# Does anyone have anything good to say about jd 410 baler?



## irekkin (Nov 18, 2011)

i bought a jd 410 baler recently, it needs alittle work and i have'nt had a chance to use it yet. from what i've read and heard people don't have much good to say about them. i only plan to bale about a hundred bales a year so could i tough it out with this baler?


----------



## Vol (Jul 5, 2009)

handyrandy said:


> i bought a jd 410 baler recently, it needs alittle work and i have'nt had a chance to use it yet. from what i've read and heard people don't have much good to say about them. i only plan to bale about a hundred bales a year so could i tough it out with this baler?
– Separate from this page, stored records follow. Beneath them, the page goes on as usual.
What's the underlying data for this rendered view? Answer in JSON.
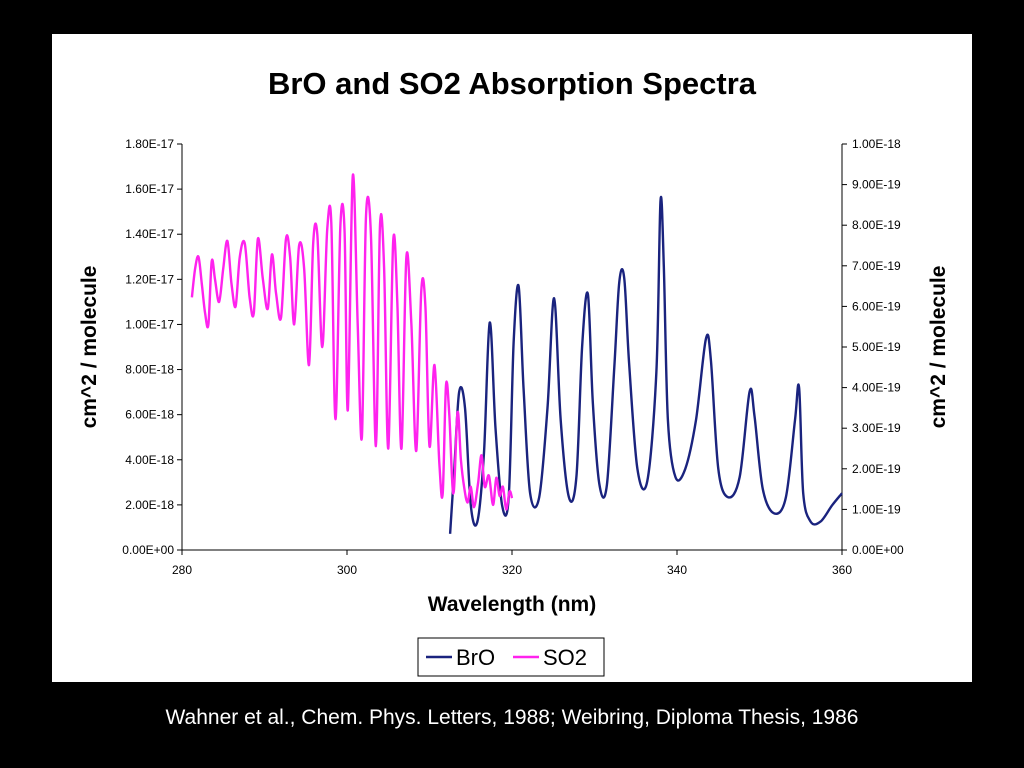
{
  "caption": "Wahner et al., Chem. Phys. Letters, 1988; Weibring, Diploma Thesis, 1986",
  "chart_data": {
    "type": "line",
    "title": "BrO and SO2 Absorption Spectra",
    "xlabel": "Wavelength (nm)",
    "ylabel_left": "cm^2 / molecule",
    "ylabel_right": "cm^2 / molecule",
    "xlim": [
      280,
      360
    ],
    "ylim_left": [
      0,
      1.8e-17
    ],
    "ylim_right": [
      0,
      1e-18
    ],
    "x_ticks": [
      "280",
      "300",
      "320",
      "340",
      "360"
    ],
    "y_left_ticks": [
      "0.00E+00",
      "2.00E-18",
      "4.00E-18",
      "6.00E-18",
      "8.00E-18",
      "1.00E-17",
      "1.20E-17",
      "1.40E-17",
      "1.60E-17",
      "1.80E-17"
    ],
    "y_right_ticks": [
      "0.00E+00",
      "1.00E-19",
      "2.00E-19",
      "3.00E-19",
      "4.00E-19",
      "5.00E-19",
      "6.00E-19",
      "7.00E-19",
      "8.00E-19",
      "9.00E-19",
      "1.00E-18"
    ],
    "grid": false,
    "legend_position": "bottom-center",
    "series": [
      {
        "name": "BrO",
        "axis": "right",
        "color": "#1a237e",
        "x": [
          312.5,
          313.0,
          313.6,
          314.3,
          315.0,
          315.8,
          316.6,
          317.3,
          318.0,
          318.8,
          319.6,
          320.2,
          320.8,
          321.4,
          322.2,
          323.3,
          324.3,
          325.1,
          325.9,
          326.9,
          327.8,
          328.5,
          329.2,
          329.8,
          330.6,
          331.5,
          332.4,
          333.0,
          333.6,
          334.2,
          335.2,
          336.4,
          337.5,
          338.0,
          338.4,
          338.9,
          339.8,
          341.0,
          342.3,
          343.5,
          344.1,
          345.0,
          346.2,
          347.6,
          348.8,
          349.4,
          350.4,
          351.8,
          353.2,
          354.3,
          354.8,
          355.3,
          356.2,
          357.4,
          358.8,
          360.0
        ],
        "values": [
          4e-20,
          2e-19,
          3.9e-19,
          3.5e-19,
          1.1e-19,
          7e-20,
          2.4e-19,
          5.6e-19,
          3e-19,
          1.1e-19,
          1.3e-19,
          5.1e-19,
          6.5e-19,
          4e-19,
          1.4e-19,
          1.3e-19,
          3.5e-19,
          6.2e-19,
          3.2e-19,
          1.3e-19,
          1.8e-19,
          5e-19,
          6.3e-19,
          3.6e-19,
          1.6e-19,
          1.6e-19,
          4.5e-19,
          6.6e-19,
          6.7e-19,
          4.6e-19,
          2e-19,
          1.7e-19,
          4.4e-19,
          8.6e-19,
          7e-19,
          3.2e-19,
          1.8e-19,
          2e-19,
          3.2e-19,
          5.2e-19,
          4.7e-19,
          2e-19,
          1.3e-19,
          1.8e-19,
          3.9e-19,
          3.3e-19,
          1.5e-19,
          9e-20,
          1.3e-19,
          3.2e-19,
          4e-19,
          1.4e-19,
          7e-20,
          7e-20,
          1.1e-19,
          1.4e-19
        ]
      },
      {
        "name": "SO2",
        "axis": "left",
        "color": "#ff22ee",
        "x": [
          281.2,
          281.6,
          282.0,
          282.4,
          282.8,
          283.2,
          283.6,
          284.0,
          284.5,
          285.0,
          285.5,
          286.0,
          286.5,
          287.0,
          287.6,
          288.2,
          288.7,
          289.2,
          289.8,
          290.4,
          290.9,
          291.4,
          292.0,
          292.6,
          293.1,
          293.6,
          294.2,
          294.8,
          295.4,
          295.9,
          296.4,
          297.0,
          297.6,
          298.1,
          298.6,
          299.2,
          299.7,
          300.1,
          300.7,
          301.3,
          301.8,
          302.3,
          302.9,
          303.5,
          304.0,
          304.5,
          305.0,
          305.6,
          306.1,
          306.6,
          307.2,
          307.8,
          308.4,
          309.0,
          309.5,
          310.0,
          310.6,
          311.2,
          311.6,
          312.0,
          312.4,
          312.9,
          313.4,
          313.8,
          314.2,
          314.6,
          315.0,
          315.4,
          315.9,
          316.3,
          316.7,
          317.2,
          317.7,
          318.1,
          318.5,
          318.9,
          319.3,
          319.7,
          320.0
        ],
        "values": [
          1.12e-17,
          1.25e-17,
          1.3e-17,
          1.18e-17,
          1.05e-17,
          1e-17,
          1.28e-17,
          1.2e-17,
          1.1e-17,
          1.25e-17,
          1.37e-17,
          1.18e-17,
          1.08e-17,
          1.3e-17,
          1.36e-17,
          1.12e-17,
          1.05e-17,
          1.38e-17,
          1.2e-17,
          1.07e-17,
          1.31e-17,
          1.14e-17,
          1.03e-17,
          1.38e-17,
          1.3e-17,
          1e-17,
          1.35e-17,
          1.25e-17,
          8.2e-18,
          1.36e-17,
          1.4e-17,
          9e-18,
          1.42e-17,
          1.45e-17,
          5.8e-18,
          1.44e-17,
          1.42e-17,
          6.2e-18,
          1.66e-17,
          1e-17,
          5e-18,
          1.48e-17,
          1.4e-17,
          4.6e-18,
          1.44e-17,
          1.25e-17,
          4.5e-18,
          1.37e-17,
          1.1e-17,
          4.5e-18,
          1.3e-17,
          1e-17,
          4.4e-18,
          1.15e-17,
          1.08e-17,
          4.6e-18,
          8.2e-18,
          3.8e-18,
          2.5e-18,
          7.3e-18,
          6e-18,
          2.5e-18,
          6.1e-18,
          4e-18,
          2.8e-18,
          2.1e-18,
          2.8e-18,
          1.9e-18,
          3e-18,
          4.2e-18,
          2.8e-18,
          3.3e-18,
          2e-18,
          3.2e-18,
          2.4e-18,
          2.8e-18,
          1.8e-18,
          2.6e-18,
          2.3e-18
        ]
      }
    ]
  }
}
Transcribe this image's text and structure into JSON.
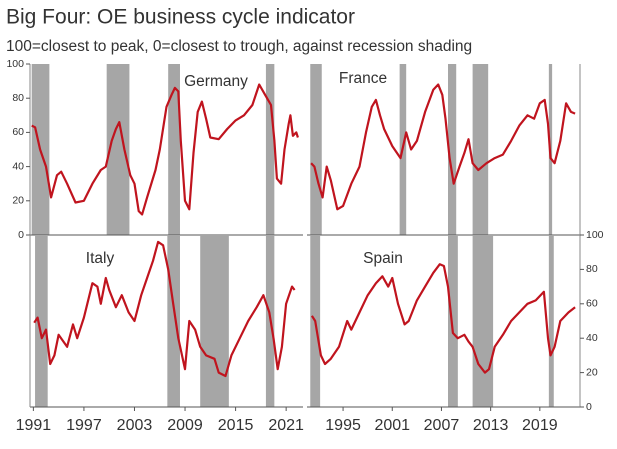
{
  "title": "Big Four: OE business cycle indicator",
  "subtitle": "100=closest to peak, 0=closest to trough, against recession shading",
  "chart_data": [
    {
      "type": "line",
      "title": "Germany",
      "color": "#c0141e",
      "shade_color": "#a6a6a6",
      "xlim": [
        1990.6,
        2023
      ],
      "ylim": [
        0,
        100
      ],
      "yticks": [
        0,
        20,
        40,
        60,
        80,
        100
      ],
      "recessions": [
        [
          1990.8,
          1992.9
        ],
        [
          1999.7,
          2002.4
        ],
        [
          2007.0,
          2008.4
        ],
        [
          2018.6,
          2019.6
        ]
      ],
      "x": [
        1990.8,
        1991.2,
        1991.8,
        1992.5,
        1993.1,
        1993.8,
        1994.3,
        1995,
        1996,
        1997,
        1998,
        1999,
        1999.6,
        2000.3,
        2000.8,
        2001.2,
        2001.8,
        2002.5,
        2003,
        2003.5,
        2003.9,
        2004.5,
        2005.5,
        2006,
        2006.8,
        2007.4,
        2007.8,
        2008.2,
        2008.5,
        2009,
        2009.5,
        2010,
        2010.5,
        2011,
        2011.5,
        2012,
        2013,
        2014,
        2015,
        2016,
        2017,
        2017.8,
        2018.5,
        2019.2,
        2019.6,
        2019.9,
        2020.4,
        2020.8,
        2021.3,
        2021.5,
        2021.8,
        2022.2,
        2022.4
      ],
      "values": [
        64,
        63,
        50,
        40,
        22,
        35,
        37,
        30,
        19,
        20,
        30,
        38,
        40,
        55,
        62,
        66,
        50,
        35,
        30,
        14,
        12,
        22,
        38,
        50,
        75,
        82,
        86,
        84,
        55,
        20,
        15,
        48,
        72,
        78,
        68,
        57,
        56,
        62,
        67,
        70,
        76,
        88,
        82,
        76,
        55,
        33,
        30,
        50,
        65,
        70,
        58,
        60,
        57
      ]
    },
    {
      "type": "line",
      "title": "France",
      "color": "#c0141e",
      "shade_color": "#a6a6a6",
      "xlim": [
        1990.6,
        2023.9
      ],
      "ylim": [
        0,
        100
      ],
      "recessions": [
        [
          1991.0,
          1992.4
        ],
        [
          2001.9,
          2002.7
        ],
        [
          2007.8,
          2008.8
        ],
        [
          2010.8,
          2012.7
        ],
        [
          2020.1,
          2020.5
        ]
      ],
      "x": [
        1991.1,
        1991.5,
        1992,
        1992.5,
        1993,
        1993.5,
        1994.3,
        1995,
        1996,
        1997,
        1997.8,
        1998.5,
        1999,
        1999.5,
        2000,
        2001,
        2002,
        2002.7,
        2003.3,
        2004,
        2005,
        2006,
        2006.6,
        2007.1,
        2007.5,
        2008,
        2008.5,
        2009.2,
        2009.8,
        2010.3,
        2010.8,
        2011.5,
        2012.5,
        2013.5,
        2014.5,
        2015.5,
        2016.5,
        2017.5,
        2018.3,
        2019,
        2019.6,
        2020,
        2020.3,
        2020.8,
        2021.5,
        2022.2,
        2022.8,
        2023.3
      ],
      "values": [
        42,
        40,
        30,
        22,
        40,
        32,
        15,
        17,
        30,
        40,
        60,
        75,
        79,
        70,
        62,
        52,
        45,
        60,
        50,
        55,
        72,
        85,
        88,
        82,
        68,
        45,
        30,
        40,
        48,
        56,
        42,
        38,
        42,
        45,
        47,
        55,
        64,
        70,
        68,
        77,
        79,
        65,
        45,
        42,
        55,
        77,
        72,
        71
      ]
    },
    {
      "type": "line",
      "title": "Italy",
      "color": "#c0141e",
      "shade_color": "#a6a6a6",
      "xlim": [
        1990.6,
        2023
      ],
      "ylim": [
        0,
        100
      ],
      "xticks": [
        1991,
        1997,
        2003,
        2009,
        2015,
        2021
      ],
      "recessions": [
        [
          1991.2,
          1992.7
        ],
        [
          2006.9,
          2008.4
        ],
        [
          2010.8,
          2014.2
        ],
        [
          2018.6,
          2019.6
        ]
      ],
      "x": [
        1991.1,
        1991.5,
        1992,
        1992.5,
        1993,
        1993.5,
        1994,
        1995,
        1995.7,
        1996.2,
        1997,
        1998,
        1998.6,
        1999,
        1999.6,
        2000,
        2000.8,
        2001.5,
        2002.3,
        2003,
        2003.8,
        2004.5,
        2005.2,
        2005.8,
        2006.4,
        2007,
        2007.6,
        2008.2,
        2009,
        2009.5,
        2010.2,
        2010.8,
        2011.5,
        2012.5,
        2013,
        2013.8,
        2014.5,
        2015.5,
        2016.5,
        2017.5,
        2018.3,
        2019,
        2019.5,
        2020,
        2020.5,
        2021,
        2021.7,
        2022
      ],
      "values": [
        49,
        52,
        40,
        45,
        25,
        30,
        42,
        35,
        48,
        40,
        52,
        72,
        70,
        60,
        75,
        68,
        58,
        65,
        55,
        50,
        65,
        75,
        85,
        96,
        94,
        80,
        60,
        40,
        22,
        50,
        45,
        35,
        30,
        28,
        20,
        18,
        30,
        40,
        50,
        58,
        65,
        55,
        40,
        22,
        35,
        60,
        70,
        68
      ]
    },
    {
      "type": "line",
      "title": "Spain",
      "color": "#c0141e",
      "shade_color": "#a6a6a6",
      "xlim": [
        1990.6,
        2023.9
      ],
      "ylim": [
        0,
        100
      ],
      "yticks": [
        0,
        20,
        40,
        60,
        80,
        100
      ],
      "xticks": [
        1995,
        2001,
        2007,
        2013,
        2019
      ],
      "recessions": [
        [
          1991.0,
          1992.2
        ],
        [
          2007.8,
          2009.0
        ],
        [
          2010.8,
          2013.3
        ],
        [
          2020.1,
          2020.7
        ]
      ],
      "x": [
        1991.2,
        1991.6,
        1992.3,
        1992.8,
        1993.5,
        1994.5,
        1995.5,
        1996,
        1997,
        1998,
        1999,
        1999.8,
        2000.5,
        2001,
        2001.7,
        2002.5,
        2003,
        2004,
        2005,
        2006,
        2006.8,
        2007.3,
        2007.8,
        2008.4,
        2009,
        2009.8,
        2010.3,
        2010.8,
        2011.5,
        2012.3,
        2012.8,
        2013.5,
        2014.5,
        2015.5,
        2016.5,
        2017.5,
        2018.5,
        2019.5,
        2020,
        2020.3,
        2020.8,
        2021.5,
        2022.5,
        2023.3
      ],
      "values": [
        53,
        50,
        30,
        25,
        28,
        35,
        50,
        45,
        55,
        65,
        72,
        76,
        70,
        75,
        60,
        48,
        50,
        62,
        70,
        78,
        83,
        82,
        70,
        43,
        40,
        42,
        38,
        35,
        25,
        20,
        22,
        35,
        42,
        50,
        55,
        60,
        62,
        67,
        40,
        30,
        35,
        50,
        55,
        58
      ]
    }
  ]
}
My neighbor bought one new 30 years or so ago. It will do fine as long as you realize that it is a closed throat baler and that you can plug it up with a large swallow of hay. Keep your windrows to a moderate size(about like square bale windrows) and it will do well for you. A little slow and small by todays standards but will be fine to bale 20-25 acres.

Regards, Mike


----------



## downtownjr (Apr 8, 2008)

Vol hit the nail on the head. Used a JD 510 for awhile and it would plug with a large swallow of hay ff you were not careful. I have done it before. I imagine it has the 4 inch belts like the 510 and they are not as nice as the wider belts and not that good for shorter grass hay in your later cuts. But, it worked and was never a hard baler to maintain. The 510 baled a lot of bales. It should work well for the acres you baling. Just remember to to always engage the safety catches on the door, I always engage them, but that baler I would never trust without the safety engaged for any reason.


----------



## irekkin (Nov 18, 2011)

thanks for both replies. this baler is in decent shape and alittle work should get it going. the main reason i was double checking is i've run across a hesston 5510 in good shape and a good price, but i hate to spend the money if i can get the job done with what i have. i usually don't get in a big hurry when i'm cutting hay anyway. thanks.


----------